[sr7201]

I thought about throwing something like this online, as I have my own openID provider that could sort of do this. Napkin thoughts:

Privacy isn't actually an easy one on this one. This provider would need to provide a way to "remember" you well enough to allow you to recover parts of your account (any of the credentials, basically). To do this, you do need to store a modicum of data about the user. Ideally: - Email address or other form of contact - Challenge-response (to prove you didn't just magically gain access to the email address) This alone provides huge problems if your goal is privacy, at least when managing the relationship between users of your service and you. You will need to store some of that data, and you need to guarantee that it is safe.

On the link between you and the third-party applications, things get both easier and more complicated at the same time. The OpenID spec specifies that an id_token needs to contain the following, based on scope: - email: email, email_verified - profile: name, family_name, given_name, middle_name, nickname, preferred_username, profile, picture, website, gender, birthdate, zoneinfo, locale, updated_at In order to provide the privacy you're describing, there needs to be a way for a user, when going through the authentication flow, to allow, deny or spoof the data. Most websites requesting openID will not let you through the gates if you deny one of their scopes, for instance, so the service needs to be able to handle the spoofing part.

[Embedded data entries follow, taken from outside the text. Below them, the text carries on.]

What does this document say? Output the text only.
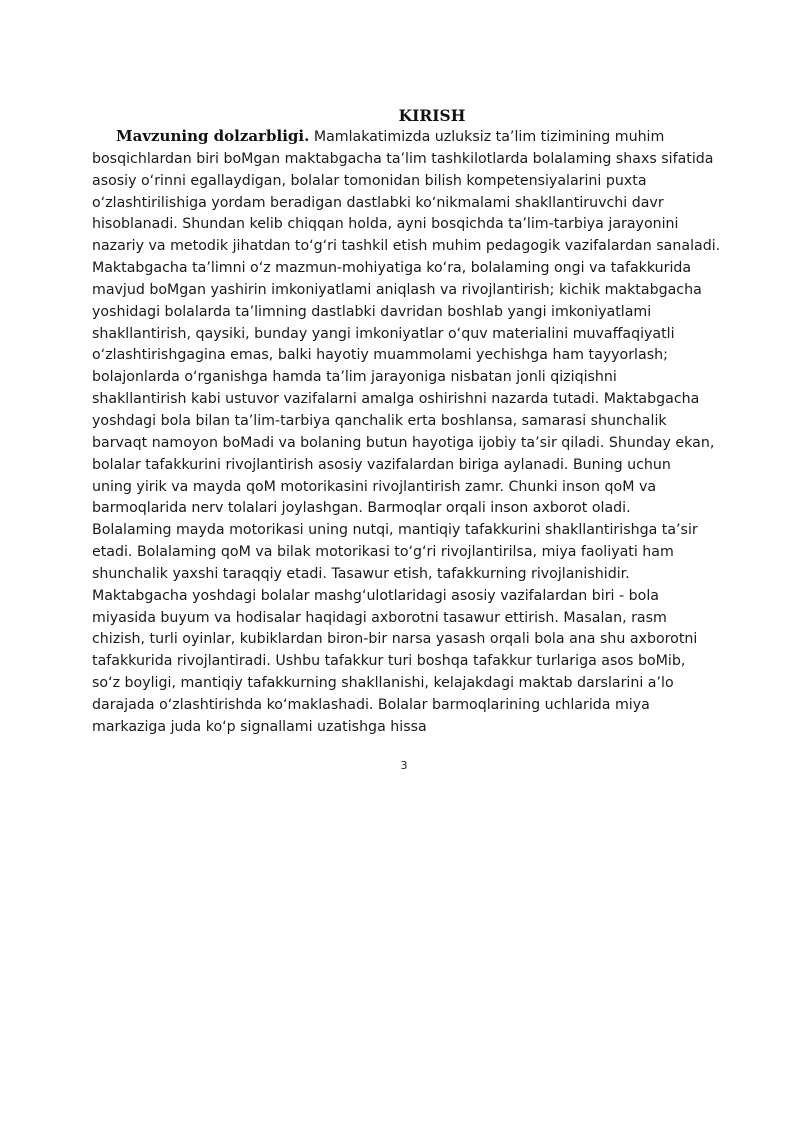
KIRISH
Mavzuning dolzarbligi. Mamlakatimizda uzluksiz ta’lim tizimining muhim
bosqichlardan biri boMgan maktabgacha ta’lim tashkilotlarda bolalaming shaxs sifatida
asosiy o‘rinni egallaydigan, bolalar tomonidan bilish kompetensiyalarini puxta
o‘zlashtirilishiga yordam beradigan dastlabki ko‘nikmalami shakllantiruvchi davr
hisoblanadi. Shundan kelib chiqqan holda, ayni bosqichda ta’lim-tarbiya jarayonini
nazariy va metodik jihatdan to‘g‘ri tashkil etish muhim pedagogik vazifalardan sanaladi.
Maktabgacha ta’limni o‘z mazmun-mohiyatiga ko‘ra, bolalaming ongi va tafakkurida
mavjud boMgan yashirin imkoniyatlami aniqlash va rivojlantirish; kichik maktabgacha
yoshidagi bolalarda ta’limning dastlabki davridan boshlab yangi imkoniyatlami
shakllantirish, qaysiki, bunday yangi imkoniyatlar o‘quv materialini muvaffaqiyatli
o‘zlashtirishgagina emas, balki hayotiy muammolami yechishga ham tayyorlash;
bolajonlarda o‘rganishga hamda ta’lim jarayoniga nisbatan jonli qiziqishni
shakllantirish kabi ustuvor vazifalarni amalga oshirishni nazarda tutadi. Maktabgacha
yoshdagi bola bilan ta’lim-tarbiya qanchalik erta boshlansa, samarasi shunchalik
barvaqt namoyon boMadi va bolaning butun hayotiga ijobiy ta’sir qiladi. Shunday ekan,
bolalar tafakkurini rivojlantirish asosiy vazifalardan biriga aylanadi. Buning uchun
uning yirik va mayda qoM motorikasini rivojlantirish zamr. Chunki inson qoM va
barmoqlarida nerv tolalari joylashgan. Barmoqlar orqali inson axborot oladi.
Bolalaming mayda motorikasi uning nutqi, mantiqiy tafakkurini shakllantirishga ta’sir
etadi. Bolalaming qoM va bilak motorikasi to‘g‘ri rivojlantirilsa, miya faoliyati ham
shunchalik yaxshi taraqqiy etadi. Tasawur etish, tafakkurning rivojlanishidir.
Maktabgacha yoshdagi bolalar mashg‘ulotlaridagi asosiy vazifalardan biri - bola
miyasida buyum va hodisalar haqidagi axborotni tasawur ettirish. Masalan, rasm
chizish, turli oyinlar, kubiklardan biron-bir narsa yasash orqali bola ana shu axborotni
tafakkurida rivojlantiradi. Ushbu tafakkur turi boshqa tafakkur turlariga asos boMib,
so‘z boyligi, mantiqiy tafakkurning shakllanishi, kelajakdagi maktab darslarini a’lo
darajada o‘zlashtirishda ko‘maklashadi. Bolalar barmoqlarining uchlarida miya
markaziga juda ko‘p signallami uzatishga hissa
3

The data also needs to be impossible to cross-reference if a parameter is spoofed. Quick thoughts on that: - The email spoofing must be unique per application ID - The field spoofing must be unpredictable enough - All fields of the id_token that can uniquely identify the user must be unique per app, to prevent cross-referencing. The token<->profile lookup must be able to understand this

On the whole, with careful thought about the scope of this, it might actually be pretty straightforward.

[konsalexee]

> The OpenID spec specifies that an id_token needs to contain the following, based on scope: - email: email, email_verified - profile: name, family_name, given_name, middle_name, nickname, preferred_username, profile, picture, website, gender, birthdate, zoneinfo, locale, updated_at

I understand the need of an email and other data, and that they can work as PKs in the Web/Mob apps' databases. But also those data are a medium to communicate with the actual user.

So again I am curious about why ProtonMail doesn't provide a mechanism like this. They have all the data, the brand and the credibility to run a service with the following business model.